— А в ее деле стрелочками не указано в сторону этого князя?
— Нет, но гипотетически возлюбленных разлучили. Капнист отправили на медные рудники. В надежде, что преждевременные роды скроют неприятности, о которых надзиратели должны уведомлять начальство письменно. Рада родилась за четыре месяца до освобождения, на рудниках Джезказгана.
— За что второй раз графиню с младенцем приговорили к десяти годам заключения?

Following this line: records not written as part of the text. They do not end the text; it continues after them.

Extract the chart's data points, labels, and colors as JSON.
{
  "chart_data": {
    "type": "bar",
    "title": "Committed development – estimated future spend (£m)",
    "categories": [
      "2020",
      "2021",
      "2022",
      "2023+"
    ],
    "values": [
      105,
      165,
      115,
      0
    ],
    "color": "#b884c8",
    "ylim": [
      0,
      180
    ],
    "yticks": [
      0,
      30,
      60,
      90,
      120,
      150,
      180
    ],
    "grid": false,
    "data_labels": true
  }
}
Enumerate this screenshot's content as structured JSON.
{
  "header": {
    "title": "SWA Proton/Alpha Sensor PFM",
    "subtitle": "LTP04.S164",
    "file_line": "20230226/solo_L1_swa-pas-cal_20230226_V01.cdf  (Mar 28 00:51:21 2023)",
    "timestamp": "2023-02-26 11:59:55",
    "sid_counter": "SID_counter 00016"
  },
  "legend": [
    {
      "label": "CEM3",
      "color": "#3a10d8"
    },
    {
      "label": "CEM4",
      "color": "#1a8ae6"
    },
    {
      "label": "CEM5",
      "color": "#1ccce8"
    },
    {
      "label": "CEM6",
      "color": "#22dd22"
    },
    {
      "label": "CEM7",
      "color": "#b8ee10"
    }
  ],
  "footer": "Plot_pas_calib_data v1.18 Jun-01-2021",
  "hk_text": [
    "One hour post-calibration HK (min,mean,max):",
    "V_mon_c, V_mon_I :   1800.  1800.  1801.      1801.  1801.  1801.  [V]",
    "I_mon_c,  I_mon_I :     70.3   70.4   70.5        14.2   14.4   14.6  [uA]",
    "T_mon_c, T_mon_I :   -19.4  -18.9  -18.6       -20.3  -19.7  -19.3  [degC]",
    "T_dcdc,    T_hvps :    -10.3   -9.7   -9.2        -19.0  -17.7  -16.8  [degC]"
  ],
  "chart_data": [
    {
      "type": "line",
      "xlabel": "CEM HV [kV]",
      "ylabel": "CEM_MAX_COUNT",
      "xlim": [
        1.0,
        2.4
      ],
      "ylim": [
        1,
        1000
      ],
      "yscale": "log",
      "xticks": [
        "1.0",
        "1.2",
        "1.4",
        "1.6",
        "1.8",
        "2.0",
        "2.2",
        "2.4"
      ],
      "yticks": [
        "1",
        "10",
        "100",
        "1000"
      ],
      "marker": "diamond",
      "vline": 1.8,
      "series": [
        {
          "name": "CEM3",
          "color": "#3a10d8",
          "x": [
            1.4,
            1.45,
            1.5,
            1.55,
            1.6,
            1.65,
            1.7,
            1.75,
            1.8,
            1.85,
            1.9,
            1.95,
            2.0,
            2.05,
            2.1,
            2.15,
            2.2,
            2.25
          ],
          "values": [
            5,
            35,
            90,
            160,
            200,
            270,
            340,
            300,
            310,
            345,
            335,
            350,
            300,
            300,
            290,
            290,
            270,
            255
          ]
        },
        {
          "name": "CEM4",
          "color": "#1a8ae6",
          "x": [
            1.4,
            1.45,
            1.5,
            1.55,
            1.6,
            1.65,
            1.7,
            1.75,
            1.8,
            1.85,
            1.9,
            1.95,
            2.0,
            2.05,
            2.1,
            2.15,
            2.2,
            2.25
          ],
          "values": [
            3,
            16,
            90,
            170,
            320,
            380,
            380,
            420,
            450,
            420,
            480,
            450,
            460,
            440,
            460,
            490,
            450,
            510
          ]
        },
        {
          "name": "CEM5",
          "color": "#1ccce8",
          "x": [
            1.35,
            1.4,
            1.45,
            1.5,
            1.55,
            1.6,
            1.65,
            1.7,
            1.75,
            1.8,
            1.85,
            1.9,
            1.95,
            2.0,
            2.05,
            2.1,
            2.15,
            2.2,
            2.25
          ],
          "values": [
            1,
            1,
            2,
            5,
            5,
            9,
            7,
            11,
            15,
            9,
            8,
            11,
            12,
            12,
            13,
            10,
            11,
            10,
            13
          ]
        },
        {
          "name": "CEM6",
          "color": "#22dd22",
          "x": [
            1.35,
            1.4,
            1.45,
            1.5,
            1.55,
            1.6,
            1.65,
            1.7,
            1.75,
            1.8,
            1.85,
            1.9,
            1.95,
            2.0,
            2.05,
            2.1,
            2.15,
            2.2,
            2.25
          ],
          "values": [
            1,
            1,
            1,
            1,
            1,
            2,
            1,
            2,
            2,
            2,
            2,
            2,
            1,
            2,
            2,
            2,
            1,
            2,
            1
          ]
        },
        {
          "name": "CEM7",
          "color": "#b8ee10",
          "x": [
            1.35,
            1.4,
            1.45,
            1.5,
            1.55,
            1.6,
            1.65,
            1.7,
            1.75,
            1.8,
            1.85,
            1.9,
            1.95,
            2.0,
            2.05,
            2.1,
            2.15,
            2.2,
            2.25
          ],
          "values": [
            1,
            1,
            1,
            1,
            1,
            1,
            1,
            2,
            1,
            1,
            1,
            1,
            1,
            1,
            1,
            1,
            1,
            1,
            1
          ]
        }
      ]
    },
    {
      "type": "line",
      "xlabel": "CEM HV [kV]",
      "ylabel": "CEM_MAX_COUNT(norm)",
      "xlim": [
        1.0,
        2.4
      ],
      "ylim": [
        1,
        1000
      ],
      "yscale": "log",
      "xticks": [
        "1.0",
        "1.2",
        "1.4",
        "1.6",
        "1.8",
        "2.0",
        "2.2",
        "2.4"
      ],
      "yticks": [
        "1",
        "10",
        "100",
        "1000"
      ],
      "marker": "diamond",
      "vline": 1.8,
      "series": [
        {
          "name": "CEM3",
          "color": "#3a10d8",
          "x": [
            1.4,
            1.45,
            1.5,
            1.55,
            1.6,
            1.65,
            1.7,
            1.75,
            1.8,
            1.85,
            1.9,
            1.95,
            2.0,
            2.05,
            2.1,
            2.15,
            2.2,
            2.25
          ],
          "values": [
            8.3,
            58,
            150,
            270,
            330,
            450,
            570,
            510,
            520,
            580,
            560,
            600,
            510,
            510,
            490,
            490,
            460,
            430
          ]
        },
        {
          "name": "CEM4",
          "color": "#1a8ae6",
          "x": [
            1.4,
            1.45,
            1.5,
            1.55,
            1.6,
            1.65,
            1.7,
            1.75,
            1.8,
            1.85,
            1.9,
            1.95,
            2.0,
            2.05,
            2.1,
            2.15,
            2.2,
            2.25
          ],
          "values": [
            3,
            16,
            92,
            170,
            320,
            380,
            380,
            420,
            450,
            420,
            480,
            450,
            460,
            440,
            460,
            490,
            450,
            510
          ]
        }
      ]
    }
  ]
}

— Ссылка на поселение не облегчила судьбу графини. Из письма Капнист, адресованного в управление МГБУ Красноярского края, вырисовывается картина ее мытарств. С маленьким ребенком никто не хочет предоставить даже угол. Да и с жильем в тех краях туго. На работу в клуб ее не берут по идеологическим соображениям. А к физическому труду после восьми лет лагерей Капнист не способна.
— Это она так пишет?
— Она называет другую причину: «вследствие увечья правой руки, полученного на производстве». Письмо исполнено отчаянья. В нем есть размышления о самоубийстве, но чувствуется, что ее держит ребенок. При этом у нее хватает еще иронии на такие строки: «Ведь если я была виновата, то честно отбыла срок наказания в лагерях, о которых вспоминаю с большой теплотой. Там я ударно трудилась и была обеспечена всем». Все перечисленные подробности подшиты к делу. На нем стоит резолюция: «Содействовать!». Эта милость на два года облегчила ее участь. Ей разрешили переехать в село Казачинское Красноярского края, где она начала проводить антисоветскую агитацию. В новом приговоре указано несколько пунктов ее личного недовольства властью. Например: «В апреле 1950 года Капнист в присутствии Сальковой возводила клевету на советскую власть, материальные условия жизни колхозников, при этом восхваляла жизнь народов в одной из капиталистических стран». Три свидетеля дают несколько показаний, и вина подсудимой доказана, тем более что Капнист не отрицала, что отношения у нее со свидетелями нормальные.
— Получается, ее спасла смерть Сталина?
— Да. Как известно, в первую очередь реабилитировали тех, кого судила «тройка». Неизвестно, выдержала ли бы эта истощенная женщина новый срок. Однажды я показал специалисту ее почерк и подпись до арестов. Рядом положил открытки и письма, адресованные мне в последние годы ее жизни. «Лагеря ее не сломили. Рука осталась твердой», — услышал подтверждение своих собственных мыслей.